Karena pertimbangan itu, polisi pun memutuskan untuk tidak meneruskan kasus hukum Inne. "Atas dasar pertimbangan kemanusiaan, pihak keluarganya juga sudah meminta agar kasus ini tidak dilanjutkan. Jadi tidak diteruskan hukumnya," kata Budi.
Namun polisi tidak mengetahui pasti ke mana Inne dan bayinya kini tinggal. Namun yang jelas, keluarga Inne sudah mengetahui dan menengok Inne dan bayinya yang dirawat di Puskesmas Pancoran.
Sebelumnya petugas Puskesmas Pancoran mengatakan, Inne dan bayinya telah dijemput oleh keluarga pulang. Namun mereka juga tidak mengetahui ke mana Inne dan bayinya pulang. Pihak keluarga yang dihubungi detikcom tidak bersedia memberikan keterangan.
Pada Jumat lalu, Inne dan bayinya dibawa ke Puskesmas Pancoran setelah kondisi keduanya kurang sehat.
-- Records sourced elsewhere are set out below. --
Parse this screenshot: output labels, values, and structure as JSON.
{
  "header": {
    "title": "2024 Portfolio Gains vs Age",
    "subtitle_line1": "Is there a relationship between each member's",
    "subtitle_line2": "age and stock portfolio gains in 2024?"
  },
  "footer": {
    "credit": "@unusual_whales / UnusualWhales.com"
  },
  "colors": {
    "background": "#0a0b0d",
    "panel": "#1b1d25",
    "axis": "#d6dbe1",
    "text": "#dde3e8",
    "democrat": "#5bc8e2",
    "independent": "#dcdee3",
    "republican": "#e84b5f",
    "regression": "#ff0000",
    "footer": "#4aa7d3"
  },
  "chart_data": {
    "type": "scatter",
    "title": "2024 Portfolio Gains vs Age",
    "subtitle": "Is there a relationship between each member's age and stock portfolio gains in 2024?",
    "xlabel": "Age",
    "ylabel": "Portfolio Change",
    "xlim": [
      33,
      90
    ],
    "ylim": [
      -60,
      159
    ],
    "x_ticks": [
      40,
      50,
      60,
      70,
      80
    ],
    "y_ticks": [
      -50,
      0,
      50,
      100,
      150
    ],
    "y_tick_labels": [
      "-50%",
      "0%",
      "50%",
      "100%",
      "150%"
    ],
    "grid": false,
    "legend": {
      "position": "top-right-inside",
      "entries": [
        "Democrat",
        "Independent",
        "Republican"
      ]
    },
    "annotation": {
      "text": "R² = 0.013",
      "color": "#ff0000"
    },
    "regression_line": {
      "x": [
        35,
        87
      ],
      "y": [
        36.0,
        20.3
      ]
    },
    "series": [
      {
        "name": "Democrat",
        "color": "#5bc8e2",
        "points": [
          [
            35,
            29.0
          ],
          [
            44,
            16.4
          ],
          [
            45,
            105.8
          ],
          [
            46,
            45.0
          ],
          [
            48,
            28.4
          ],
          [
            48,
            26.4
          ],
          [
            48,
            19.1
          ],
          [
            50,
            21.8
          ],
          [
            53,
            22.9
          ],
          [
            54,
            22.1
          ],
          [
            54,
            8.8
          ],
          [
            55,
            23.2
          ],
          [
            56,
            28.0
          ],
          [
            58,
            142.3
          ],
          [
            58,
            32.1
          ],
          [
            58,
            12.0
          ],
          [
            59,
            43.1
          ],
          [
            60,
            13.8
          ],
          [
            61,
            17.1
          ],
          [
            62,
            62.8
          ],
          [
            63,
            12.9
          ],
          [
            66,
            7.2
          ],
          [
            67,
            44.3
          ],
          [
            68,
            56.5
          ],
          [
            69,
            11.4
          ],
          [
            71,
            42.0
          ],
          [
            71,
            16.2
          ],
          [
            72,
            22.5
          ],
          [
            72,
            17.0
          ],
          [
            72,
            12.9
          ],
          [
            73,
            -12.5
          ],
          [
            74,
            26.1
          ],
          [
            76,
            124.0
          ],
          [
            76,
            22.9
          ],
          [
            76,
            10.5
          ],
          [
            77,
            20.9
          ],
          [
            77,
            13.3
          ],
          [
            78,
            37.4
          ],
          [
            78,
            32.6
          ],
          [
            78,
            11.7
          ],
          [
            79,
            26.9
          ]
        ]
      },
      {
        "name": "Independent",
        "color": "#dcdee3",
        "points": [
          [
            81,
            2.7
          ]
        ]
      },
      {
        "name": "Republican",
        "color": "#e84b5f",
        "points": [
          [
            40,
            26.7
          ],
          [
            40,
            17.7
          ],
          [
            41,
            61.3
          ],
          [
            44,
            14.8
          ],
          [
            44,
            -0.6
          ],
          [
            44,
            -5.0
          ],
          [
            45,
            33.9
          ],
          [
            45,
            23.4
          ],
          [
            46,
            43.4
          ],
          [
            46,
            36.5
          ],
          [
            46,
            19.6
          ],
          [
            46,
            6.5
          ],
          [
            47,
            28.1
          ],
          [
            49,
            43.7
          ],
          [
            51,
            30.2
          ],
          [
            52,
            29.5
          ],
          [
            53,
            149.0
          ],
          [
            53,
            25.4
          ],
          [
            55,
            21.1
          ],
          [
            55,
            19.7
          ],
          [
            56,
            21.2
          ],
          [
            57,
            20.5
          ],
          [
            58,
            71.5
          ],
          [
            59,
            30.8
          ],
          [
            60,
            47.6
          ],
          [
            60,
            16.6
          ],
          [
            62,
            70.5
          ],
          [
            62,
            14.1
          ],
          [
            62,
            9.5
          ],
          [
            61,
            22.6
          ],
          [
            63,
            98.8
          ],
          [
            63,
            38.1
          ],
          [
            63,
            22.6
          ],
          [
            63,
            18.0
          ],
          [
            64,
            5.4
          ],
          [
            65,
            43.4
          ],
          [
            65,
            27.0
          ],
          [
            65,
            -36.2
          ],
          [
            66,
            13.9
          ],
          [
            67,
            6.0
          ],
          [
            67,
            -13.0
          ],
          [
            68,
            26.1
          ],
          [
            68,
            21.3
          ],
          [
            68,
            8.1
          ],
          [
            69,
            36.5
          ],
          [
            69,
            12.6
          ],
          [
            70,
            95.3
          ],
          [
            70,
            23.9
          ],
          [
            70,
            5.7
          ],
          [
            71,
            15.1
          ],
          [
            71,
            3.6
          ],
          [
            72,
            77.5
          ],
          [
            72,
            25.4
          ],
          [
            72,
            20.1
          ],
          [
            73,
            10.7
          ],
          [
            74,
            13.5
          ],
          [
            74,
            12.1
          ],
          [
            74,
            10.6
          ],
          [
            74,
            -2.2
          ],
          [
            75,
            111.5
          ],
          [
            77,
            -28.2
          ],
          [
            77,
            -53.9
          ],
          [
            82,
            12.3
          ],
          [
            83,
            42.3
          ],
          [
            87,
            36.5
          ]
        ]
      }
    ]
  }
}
Sehabis melahirkan sendiri, Inne mengalami pendarahan, sedangkan bayinya kedinginan karena sempat ditaruh di luar tanpa pakaian oleh Inne.
Kepada warga sekitar kontrakan yang ditinggalinya, Inne mengaku menemukan bayi di depan kontrakannya. Namun sandiwara Inne itu ketahuan setelah warga melihat noda darah di baju yang dipakai Inne.
Inne pun mengaku membuang anak yang baru dilahirkannya itu karena panik dan takut tidak bisa mengurusnya. Inne masih mahasiswa dan belum bekerja. Inne mengaku bapak dari anak itu bernama Erfin, seorang mahasiswa di Ungaran, Jawa Tengah.